There was a question on the {TeX} Q&A site recently about compiling a document reading
\documentclass{minimal}
\document
a
\enddocument
This doesn’t work: I’ve explained why as my answer to the question. I also mentioned that in LaTeX3 I’d expect this won’t work. Here, I want to look at that in a bit more detail.
First, the background. When LaTeX2e creates an environment foo
, what actually happens is two macros called \foo
and \endfoo
are defined (hence the original question). When you do
\begin{foo}
...
\end{foo}
LaTeX looks for the \foo
macro, and if it finds it starts a group and inserts \foo
. At the end of the environment, LaTeX will use \endfoo
if it exists, but this is not required.
There are some problems with this scheme.

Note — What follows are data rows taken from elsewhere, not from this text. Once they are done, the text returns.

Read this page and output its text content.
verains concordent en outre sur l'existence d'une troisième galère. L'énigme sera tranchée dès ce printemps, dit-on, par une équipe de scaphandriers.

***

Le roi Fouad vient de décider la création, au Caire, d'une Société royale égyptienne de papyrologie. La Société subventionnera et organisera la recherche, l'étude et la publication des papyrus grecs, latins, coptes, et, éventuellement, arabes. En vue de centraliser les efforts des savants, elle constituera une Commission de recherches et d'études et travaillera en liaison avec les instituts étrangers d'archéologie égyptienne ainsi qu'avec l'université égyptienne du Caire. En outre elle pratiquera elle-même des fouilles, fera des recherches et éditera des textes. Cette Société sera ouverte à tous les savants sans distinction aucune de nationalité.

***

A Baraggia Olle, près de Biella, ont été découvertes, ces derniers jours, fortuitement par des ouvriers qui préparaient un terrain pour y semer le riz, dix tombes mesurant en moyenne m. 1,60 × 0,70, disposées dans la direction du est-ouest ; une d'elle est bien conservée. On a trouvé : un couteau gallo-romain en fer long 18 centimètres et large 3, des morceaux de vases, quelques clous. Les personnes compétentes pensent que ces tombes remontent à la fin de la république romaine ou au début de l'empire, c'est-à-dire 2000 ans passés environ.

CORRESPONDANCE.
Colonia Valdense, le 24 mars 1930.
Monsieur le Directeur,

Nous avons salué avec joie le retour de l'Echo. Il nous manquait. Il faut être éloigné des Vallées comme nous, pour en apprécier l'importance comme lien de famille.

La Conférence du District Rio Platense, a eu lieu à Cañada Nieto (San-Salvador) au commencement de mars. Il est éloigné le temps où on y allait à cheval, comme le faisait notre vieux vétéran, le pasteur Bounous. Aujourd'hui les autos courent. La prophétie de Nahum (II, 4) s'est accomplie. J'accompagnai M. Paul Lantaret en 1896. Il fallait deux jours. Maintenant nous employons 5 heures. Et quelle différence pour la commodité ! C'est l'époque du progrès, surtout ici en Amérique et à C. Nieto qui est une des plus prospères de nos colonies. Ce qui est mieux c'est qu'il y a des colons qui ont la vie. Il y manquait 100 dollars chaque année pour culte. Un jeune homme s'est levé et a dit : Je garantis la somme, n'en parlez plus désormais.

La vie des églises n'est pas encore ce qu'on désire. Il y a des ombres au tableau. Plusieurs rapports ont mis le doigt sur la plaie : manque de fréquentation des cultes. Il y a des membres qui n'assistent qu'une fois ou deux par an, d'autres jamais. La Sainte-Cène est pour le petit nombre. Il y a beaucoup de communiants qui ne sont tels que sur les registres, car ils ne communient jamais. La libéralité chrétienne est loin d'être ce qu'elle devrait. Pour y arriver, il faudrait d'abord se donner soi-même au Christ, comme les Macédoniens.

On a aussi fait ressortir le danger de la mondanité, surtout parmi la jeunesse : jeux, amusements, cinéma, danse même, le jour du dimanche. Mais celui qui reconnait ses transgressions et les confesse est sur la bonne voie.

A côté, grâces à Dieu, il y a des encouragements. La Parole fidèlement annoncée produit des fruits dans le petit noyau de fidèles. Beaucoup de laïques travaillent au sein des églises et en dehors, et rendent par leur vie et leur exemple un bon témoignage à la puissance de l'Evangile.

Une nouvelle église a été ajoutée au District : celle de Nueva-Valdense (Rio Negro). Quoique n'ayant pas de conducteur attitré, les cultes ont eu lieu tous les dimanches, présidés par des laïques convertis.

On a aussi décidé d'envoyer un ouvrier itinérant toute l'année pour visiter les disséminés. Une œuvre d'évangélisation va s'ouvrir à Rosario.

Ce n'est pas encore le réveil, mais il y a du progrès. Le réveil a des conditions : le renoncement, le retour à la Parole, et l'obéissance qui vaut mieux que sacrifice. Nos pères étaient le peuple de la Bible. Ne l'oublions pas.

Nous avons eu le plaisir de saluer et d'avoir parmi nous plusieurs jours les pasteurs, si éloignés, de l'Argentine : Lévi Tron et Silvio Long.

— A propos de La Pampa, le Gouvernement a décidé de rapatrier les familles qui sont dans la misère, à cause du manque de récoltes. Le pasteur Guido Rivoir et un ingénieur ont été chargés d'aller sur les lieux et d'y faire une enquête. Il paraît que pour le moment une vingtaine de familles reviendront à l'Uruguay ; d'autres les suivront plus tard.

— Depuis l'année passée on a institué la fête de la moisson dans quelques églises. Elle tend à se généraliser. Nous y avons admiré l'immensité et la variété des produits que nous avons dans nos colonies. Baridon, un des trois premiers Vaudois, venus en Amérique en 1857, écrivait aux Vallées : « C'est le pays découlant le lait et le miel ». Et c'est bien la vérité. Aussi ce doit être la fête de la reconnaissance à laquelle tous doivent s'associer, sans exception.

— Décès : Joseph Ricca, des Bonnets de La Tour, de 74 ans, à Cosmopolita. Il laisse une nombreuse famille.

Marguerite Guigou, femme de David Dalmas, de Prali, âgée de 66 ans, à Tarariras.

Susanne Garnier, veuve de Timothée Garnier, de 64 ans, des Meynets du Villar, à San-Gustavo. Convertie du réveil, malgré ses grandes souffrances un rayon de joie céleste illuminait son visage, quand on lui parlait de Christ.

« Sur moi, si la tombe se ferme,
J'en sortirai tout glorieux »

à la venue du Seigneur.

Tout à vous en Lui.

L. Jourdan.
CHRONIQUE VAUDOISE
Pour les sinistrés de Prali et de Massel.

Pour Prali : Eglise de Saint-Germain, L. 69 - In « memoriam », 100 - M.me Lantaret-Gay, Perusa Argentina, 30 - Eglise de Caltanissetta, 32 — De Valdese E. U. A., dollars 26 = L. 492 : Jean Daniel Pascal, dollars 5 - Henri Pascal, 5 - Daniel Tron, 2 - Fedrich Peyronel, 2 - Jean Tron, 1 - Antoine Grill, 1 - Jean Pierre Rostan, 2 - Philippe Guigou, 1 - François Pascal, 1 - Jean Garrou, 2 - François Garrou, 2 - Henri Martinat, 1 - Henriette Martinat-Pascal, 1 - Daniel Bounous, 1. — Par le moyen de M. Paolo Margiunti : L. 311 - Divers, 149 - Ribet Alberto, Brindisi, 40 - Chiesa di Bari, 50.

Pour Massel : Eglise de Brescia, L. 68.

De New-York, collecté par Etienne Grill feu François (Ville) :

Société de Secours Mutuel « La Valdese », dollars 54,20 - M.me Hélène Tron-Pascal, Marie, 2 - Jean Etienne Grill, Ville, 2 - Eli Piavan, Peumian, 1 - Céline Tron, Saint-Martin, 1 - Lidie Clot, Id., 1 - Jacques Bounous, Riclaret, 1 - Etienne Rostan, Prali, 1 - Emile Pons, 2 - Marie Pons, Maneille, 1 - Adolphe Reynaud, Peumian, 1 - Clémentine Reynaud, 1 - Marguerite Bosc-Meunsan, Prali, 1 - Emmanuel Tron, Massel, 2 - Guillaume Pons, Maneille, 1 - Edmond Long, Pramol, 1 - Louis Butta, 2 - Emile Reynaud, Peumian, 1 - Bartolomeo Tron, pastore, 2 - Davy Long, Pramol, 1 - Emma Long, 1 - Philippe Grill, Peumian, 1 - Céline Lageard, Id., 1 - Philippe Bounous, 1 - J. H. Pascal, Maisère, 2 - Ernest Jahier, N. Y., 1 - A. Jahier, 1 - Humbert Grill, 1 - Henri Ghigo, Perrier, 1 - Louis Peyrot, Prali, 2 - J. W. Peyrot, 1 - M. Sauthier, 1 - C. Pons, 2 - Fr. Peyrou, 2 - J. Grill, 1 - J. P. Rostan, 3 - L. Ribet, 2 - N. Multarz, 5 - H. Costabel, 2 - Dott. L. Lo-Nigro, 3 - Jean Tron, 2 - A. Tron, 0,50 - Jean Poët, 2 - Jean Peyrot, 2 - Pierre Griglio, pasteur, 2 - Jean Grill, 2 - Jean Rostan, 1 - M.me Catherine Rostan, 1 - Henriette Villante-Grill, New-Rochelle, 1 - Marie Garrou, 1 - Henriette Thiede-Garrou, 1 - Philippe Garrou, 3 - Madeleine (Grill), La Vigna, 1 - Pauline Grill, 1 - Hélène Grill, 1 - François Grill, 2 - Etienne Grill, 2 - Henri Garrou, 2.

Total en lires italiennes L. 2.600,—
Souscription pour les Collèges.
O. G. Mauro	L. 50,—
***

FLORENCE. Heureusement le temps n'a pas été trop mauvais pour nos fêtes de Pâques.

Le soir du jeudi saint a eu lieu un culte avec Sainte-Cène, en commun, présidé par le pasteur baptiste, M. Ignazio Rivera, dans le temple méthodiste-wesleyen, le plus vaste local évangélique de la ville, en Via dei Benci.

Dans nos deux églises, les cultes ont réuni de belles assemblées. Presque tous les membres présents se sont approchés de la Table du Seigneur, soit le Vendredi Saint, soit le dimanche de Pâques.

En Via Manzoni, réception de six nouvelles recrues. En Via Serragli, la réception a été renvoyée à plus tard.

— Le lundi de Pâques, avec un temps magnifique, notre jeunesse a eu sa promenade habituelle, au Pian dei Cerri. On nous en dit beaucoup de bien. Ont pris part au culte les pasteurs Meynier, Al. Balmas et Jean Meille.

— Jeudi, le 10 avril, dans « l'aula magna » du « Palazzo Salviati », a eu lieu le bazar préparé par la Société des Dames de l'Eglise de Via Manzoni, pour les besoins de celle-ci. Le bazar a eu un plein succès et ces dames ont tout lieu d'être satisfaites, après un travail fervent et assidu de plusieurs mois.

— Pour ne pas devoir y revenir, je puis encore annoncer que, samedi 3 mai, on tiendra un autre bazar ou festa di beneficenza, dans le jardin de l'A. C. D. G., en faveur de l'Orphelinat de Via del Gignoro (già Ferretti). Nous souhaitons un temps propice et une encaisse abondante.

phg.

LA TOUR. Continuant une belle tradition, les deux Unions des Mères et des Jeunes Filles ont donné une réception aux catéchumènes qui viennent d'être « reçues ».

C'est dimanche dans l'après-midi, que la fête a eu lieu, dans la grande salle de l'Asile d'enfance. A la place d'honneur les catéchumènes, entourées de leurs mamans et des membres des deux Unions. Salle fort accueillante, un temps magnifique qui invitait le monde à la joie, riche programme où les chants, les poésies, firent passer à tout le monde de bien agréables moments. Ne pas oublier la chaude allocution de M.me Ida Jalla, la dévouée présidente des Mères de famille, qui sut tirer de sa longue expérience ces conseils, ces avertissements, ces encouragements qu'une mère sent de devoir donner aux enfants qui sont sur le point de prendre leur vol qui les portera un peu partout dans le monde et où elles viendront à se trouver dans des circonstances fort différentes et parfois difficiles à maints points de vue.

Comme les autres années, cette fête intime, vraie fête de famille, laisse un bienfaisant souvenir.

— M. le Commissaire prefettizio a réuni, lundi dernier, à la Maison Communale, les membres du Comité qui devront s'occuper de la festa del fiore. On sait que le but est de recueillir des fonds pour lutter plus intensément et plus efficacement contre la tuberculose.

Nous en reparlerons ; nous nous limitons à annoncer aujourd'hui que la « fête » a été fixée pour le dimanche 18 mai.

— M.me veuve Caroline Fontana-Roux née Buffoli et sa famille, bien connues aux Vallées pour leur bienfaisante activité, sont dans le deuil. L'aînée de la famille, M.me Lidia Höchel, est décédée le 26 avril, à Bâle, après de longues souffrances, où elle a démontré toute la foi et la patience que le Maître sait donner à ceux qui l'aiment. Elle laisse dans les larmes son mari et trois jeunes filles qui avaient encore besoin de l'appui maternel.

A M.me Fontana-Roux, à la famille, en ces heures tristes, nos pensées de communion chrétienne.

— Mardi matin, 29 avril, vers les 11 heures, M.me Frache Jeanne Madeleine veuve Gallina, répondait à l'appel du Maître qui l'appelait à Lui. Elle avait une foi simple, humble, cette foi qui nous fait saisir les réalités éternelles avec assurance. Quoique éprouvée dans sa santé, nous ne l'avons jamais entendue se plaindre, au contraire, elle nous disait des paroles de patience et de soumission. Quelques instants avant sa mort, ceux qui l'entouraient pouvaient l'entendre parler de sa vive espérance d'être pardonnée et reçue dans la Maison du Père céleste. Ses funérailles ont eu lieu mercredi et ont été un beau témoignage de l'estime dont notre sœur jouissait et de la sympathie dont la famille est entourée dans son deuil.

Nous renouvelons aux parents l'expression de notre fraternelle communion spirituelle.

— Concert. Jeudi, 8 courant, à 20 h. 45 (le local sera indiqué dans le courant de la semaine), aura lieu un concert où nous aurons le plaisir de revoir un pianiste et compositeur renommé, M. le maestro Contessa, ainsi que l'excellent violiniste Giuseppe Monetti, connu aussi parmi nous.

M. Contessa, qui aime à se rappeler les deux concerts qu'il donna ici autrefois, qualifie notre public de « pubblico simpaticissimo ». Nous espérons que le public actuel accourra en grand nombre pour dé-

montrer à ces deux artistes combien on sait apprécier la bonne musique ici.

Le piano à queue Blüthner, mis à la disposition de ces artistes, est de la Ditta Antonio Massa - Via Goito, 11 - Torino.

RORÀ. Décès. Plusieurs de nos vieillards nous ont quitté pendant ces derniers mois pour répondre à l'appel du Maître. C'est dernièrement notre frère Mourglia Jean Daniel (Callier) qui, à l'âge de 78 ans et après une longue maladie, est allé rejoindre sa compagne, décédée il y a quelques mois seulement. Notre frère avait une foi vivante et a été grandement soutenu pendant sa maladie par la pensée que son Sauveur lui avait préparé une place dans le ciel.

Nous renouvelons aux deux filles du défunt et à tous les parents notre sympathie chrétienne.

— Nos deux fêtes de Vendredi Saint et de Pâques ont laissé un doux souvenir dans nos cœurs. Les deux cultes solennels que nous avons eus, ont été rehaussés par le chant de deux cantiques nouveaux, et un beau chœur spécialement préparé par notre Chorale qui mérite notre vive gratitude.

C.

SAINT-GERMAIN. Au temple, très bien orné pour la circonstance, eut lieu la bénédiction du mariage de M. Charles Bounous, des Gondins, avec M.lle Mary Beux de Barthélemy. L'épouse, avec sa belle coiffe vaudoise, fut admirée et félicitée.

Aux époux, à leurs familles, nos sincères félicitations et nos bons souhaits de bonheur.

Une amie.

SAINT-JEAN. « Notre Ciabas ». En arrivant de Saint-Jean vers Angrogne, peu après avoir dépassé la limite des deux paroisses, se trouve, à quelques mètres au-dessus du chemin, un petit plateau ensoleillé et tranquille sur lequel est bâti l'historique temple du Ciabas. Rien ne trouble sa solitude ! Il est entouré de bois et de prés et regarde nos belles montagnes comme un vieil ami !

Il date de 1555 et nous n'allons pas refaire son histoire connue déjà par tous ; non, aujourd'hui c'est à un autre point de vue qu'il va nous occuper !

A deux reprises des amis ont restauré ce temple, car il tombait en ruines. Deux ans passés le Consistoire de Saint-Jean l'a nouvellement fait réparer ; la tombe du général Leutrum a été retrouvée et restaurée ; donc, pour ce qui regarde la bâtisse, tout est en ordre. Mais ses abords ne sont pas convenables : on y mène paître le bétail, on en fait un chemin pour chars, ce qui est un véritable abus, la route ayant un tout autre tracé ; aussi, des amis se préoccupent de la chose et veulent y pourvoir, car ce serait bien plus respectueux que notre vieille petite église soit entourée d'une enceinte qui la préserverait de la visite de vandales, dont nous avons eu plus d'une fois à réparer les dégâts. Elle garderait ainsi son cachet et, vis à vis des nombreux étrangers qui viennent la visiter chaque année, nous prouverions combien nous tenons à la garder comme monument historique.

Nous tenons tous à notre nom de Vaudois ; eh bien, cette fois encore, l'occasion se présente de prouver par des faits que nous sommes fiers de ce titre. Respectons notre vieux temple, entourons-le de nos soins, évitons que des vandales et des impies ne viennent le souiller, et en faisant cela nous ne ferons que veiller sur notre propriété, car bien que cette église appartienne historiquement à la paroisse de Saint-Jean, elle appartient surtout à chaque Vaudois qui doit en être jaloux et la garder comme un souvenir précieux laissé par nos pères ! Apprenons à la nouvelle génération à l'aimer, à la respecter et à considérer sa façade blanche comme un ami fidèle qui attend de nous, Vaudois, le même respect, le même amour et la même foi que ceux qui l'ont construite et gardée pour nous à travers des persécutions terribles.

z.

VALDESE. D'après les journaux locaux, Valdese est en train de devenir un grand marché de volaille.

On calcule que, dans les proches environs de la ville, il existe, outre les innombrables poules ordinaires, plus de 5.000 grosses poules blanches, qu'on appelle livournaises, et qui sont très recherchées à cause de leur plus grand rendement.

First, it’s possible to abuse the system, as something like
\begin{emph}
...
\end{emph}
will not raise an error even though \emph
was never intended to be used as the start of an environment. (LaTeX2e does not require that \endemph
exists here: it’s only the start of an environment which must be defined.) Secondly, due to this mixing it’s not possible to have a foo
environment and independent \foo
macro: the two are tied together. Finally, as \endfoo
is ‘special’ \newcommand
won’t let you create macros which start \end...
.
For LaTeX3, we want the approach to be different. Document commands and document environments should be independent of one another, and so xparse
defines a pair of special internal macros when you use
\NewDocumentEnvironment{foo}...
This is totally independent of a macro called \foo
, so the plan is that you’ll be able to have an environment called foo
and a separate \foo
command, or indeed one called \endfoo
.
At present, most people will be using xparse
with LaTeX2e. That means we still need to follow what LaTeX2e does. So at the moment you’re not going to see the change: messing with the LaTeX2e mechanism looks like a very bad idea. However, for a native LaTeX3 format the clash will disappear.